Festival of Native Arts celebrates 50th

Cheri Alstrom of St. Mary's dances with the Acilquq Dance Group during the 50th annual Festival of Native Arts on Feb. 23, 2024.

By Lou Yur’acung’ Frenzl and UAF Festival of Native Arts club

Photos provided by UAF photo, Fairbanks Daily News Miner and UAF Festival of Native Arts

The 50th Festival of Native Arts was held at the University of Alaska Fairbanks Troth Yeddha’ Campus on Feb. 22-24, 2024.

The annual gathering to salute Alaska Native cultures has been held on campus since 1974.

The 50th festival’s theme was Troth Yeddha’ Forever: Our Ways of Life. UAF’s Fairbanks campus sits on Troth Yeddha’, or “wild potato ridge,” in the ancestral lands of the Lower Tanana Dena people. But Indigenous people from across Alaska and beyond bring their cultures to the festival each year.

A timeline and photos below reflect some of the festival’s five-decade history.


The inception and early years of the Festival of Native Arts

In December 1973, students and faculty developed the idea for the Festival of Native Arts. The first festival took place in early April 1974 as a five-day event held in the Wood Center. That same year, James G. Schrock-Grant designed the iconic Festival of Native Arts emblem, and, with the completion of the Davis Concert Hall in the Fine Arts Complex, the festival found its new home there.


The 10th annual Festival of Native Arts: A tribute to Emily Ivanoff Brown

The 1983 festival marked the 10th annual celebration and was dedicated to Emily Ivanoff Brown, an Iñupiaq/Siberian Yupik scholar and author of “The Roots of Ticasuk.”


Powwow finale and 25th anniversary celebration

In 1998, the festival concluded with a powwow that lasted until the early hours of the morning, featuring several intertribal drum groups.
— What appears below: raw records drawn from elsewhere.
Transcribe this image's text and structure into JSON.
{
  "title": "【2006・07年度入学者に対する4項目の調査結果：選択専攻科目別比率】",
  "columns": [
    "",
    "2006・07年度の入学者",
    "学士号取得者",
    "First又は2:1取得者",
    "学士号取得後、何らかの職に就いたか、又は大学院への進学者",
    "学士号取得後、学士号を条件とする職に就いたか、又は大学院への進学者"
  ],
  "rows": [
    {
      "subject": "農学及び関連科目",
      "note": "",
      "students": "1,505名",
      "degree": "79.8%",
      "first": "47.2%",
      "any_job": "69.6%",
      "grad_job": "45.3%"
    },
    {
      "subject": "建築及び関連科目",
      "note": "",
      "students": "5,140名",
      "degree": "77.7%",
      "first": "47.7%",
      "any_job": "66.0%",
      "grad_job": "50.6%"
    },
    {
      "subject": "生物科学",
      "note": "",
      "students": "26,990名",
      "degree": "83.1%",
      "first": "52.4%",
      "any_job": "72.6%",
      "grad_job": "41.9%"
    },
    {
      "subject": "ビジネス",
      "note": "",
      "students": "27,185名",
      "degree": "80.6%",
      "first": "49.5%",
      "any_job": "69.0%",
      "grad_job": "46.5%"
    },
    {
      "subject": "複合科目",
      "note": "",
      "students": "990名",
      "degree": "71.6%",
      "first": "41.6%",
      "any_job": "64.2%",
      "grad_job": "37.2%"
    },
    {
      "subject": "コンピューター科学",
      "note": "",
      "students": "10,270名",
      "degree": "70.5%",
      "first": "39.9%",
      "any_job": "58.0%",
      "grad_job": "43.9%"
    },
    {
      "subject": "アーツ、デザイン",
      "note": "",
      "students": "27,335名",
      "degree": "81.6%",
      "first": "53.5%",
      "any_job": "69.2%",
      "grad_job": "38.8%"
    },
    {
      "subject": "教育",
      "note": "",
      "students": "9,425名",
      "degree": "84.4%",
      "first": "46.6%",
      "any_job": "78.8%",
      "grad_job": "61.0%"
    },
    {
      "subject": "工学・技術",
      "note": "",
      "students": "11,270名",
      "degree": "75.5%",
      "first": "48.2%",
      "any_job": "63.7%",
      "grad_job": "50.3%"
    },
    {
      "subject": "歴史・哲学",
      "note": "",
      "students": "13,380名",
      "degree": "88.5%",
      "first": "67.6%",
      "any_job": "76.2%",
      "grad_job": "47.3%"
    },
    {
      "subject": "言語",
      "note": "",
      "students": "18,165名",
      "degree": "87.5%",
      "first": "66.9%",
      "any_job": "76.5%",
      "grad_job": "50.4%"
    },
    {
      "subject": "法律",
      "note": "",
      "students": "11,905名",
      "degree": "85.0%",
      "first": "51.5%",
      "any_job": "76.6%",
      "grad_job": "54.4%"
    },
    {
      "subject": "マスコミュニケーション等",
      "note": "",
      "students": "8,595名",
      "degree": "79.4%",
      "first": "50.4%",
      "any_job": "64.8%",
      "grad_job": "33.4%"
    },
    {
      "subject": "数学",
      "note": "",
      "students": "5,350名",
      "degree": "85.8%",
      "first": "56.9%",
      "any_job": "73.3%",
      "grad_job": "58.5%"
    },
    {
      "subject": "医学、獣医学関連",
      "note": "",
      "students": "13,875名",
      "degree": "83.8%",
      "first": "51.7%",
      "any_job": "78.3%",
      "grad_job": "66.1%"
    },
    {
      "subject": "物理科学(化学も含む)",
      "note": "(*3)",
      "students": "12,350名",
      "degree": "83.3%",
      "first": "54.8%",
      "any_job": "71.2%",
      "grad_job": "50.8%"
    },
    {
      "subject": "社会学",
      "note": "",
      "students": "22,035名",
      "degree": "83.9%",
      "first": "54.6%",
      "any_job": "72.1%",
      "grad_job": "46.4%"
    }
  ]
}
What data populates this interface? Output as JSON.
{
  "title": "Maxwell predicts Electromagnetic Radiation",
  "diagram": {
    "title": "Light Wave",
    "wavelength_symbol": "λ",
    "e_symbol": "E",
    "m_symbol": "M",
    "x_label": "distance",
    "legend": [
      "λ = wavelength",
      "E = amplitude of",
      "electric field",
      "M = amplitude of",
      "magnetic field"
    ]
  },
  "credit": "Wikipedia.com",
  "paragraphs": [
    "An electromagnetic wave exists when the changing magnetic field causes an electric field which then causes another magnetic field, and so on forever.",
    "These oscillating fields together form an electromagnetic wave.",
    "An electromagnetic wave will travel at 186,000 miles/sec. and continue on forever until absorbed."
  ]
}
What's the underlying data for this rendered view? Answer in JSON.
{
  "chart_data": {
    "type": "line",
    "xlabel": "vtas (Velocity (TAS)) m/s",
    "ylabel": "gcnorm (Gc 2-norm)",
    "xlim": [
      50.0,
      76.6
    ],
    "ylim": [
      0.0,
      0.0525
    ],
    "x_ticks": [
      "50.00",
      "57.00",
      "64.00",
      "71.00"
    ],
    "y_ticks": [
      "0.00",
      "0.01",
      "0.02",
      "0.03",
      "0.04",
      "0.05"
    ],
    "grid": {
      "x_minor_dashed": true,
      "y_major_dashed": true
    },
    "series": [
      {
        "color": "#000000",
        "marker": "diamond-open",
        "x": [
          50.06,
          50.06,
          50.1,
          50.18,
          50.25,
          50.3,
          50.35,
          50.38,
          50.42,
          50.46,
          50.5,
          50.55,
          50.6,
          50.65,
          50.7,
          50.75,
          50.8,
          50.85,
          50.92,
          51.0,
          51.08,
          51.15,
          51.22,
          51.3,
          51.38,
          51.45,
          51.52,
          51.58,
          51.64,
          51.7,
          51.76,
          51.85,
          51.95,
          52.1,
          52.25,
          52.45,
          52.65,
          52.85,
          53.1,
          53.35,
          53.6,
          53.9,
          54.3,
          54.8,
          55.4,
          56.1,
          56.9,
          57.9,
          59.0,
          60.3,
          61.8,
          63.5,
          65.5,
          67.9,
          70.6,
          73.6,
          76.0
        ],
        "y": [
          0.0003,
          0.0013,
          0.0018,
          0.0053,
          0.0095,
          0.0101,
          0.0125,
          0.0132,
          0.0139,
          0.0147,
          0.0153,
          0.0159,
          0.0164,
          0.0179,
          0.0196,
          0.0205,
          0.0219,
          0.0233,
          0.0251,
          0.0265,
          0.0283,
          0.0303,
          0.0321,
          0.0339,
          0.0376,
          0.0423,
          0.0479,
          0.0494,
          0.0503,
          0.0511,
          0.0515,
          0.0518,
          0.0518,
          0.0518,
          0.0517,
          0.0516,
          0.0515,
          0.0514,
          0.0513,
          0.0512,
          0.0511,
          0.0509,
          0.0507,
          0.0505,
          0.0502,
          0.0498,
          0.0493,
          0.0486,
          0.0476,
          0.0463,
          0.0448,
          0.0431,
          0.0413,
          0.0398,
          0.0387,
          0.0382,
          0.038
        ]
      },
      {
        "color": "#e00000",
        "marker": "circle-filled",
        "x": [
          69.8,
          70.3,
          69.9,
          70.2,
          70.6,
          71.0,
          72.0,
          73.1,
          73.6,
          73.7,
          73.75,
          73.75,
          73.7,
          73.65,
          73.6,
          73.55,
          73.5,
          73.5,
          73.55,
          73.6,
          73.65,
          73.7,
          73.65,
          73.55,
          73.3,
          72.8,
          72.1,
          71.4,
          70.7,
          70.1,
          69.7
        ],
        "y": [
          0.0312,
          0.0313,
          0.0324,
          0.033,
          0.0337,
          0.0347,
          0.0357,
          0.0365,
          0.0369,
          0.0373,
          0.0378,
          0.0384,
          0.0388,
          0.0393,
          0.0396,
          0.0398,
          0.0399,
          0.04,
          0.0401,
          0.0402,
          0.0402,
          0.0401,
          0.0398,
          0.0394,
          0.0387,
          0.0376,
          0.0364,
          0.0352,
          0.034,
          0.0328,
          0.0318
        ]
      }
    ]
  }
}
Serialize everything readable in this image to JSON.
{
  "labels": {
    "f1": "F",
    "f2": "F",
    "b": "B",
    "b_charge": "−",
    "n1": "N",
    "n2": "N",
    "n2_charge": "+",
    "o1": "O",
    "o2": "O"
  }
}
That year, the festival celebrated its 25th anniversary with the theme A Celebration of Generations.


30th Anniversary of the Festival of Native Arts: Celebrating with the theme Where It All Began

In 2003, the student committee dedicated the 30th anniversary of the Festival of Native Arts to Rural Student Services at UAF, the birthplace of the festival, with the theme Where It All Began.


Highlighting the Dena Film Celebration

In 2013, the Festival of Native Arts featured a Dena Film Celebration in the Salisbury Theatre.


Resilience and celebration

In 2020, Resilient We Stand was canceled due to the COVID-19 pandemic. After two years of remote celebrations, the festival returned to in-person gatherings in 2023 with the theme Revitalize and Rise. The festival marked its 50th year in 2024, celebrating with Troth Yeddha’ Forever: Our Ways of Life.


2024 Festival of Native Arts: Celebrating 50 Years with the theme Troth Yeddha’ Forever

The vibrant logo for the 2024 Festival of Native Arts, themed Troth Yeddha’ Forever: Our Ways of Life, depicts two individuals dressed in traditional attire, highlighting the festival’s dedication to cultural heritage and resilience. The aurora borealis in the background symbolizes the northern roots of the festival, while the floral and drum motifs represent the rich traditions and unity of Native communities.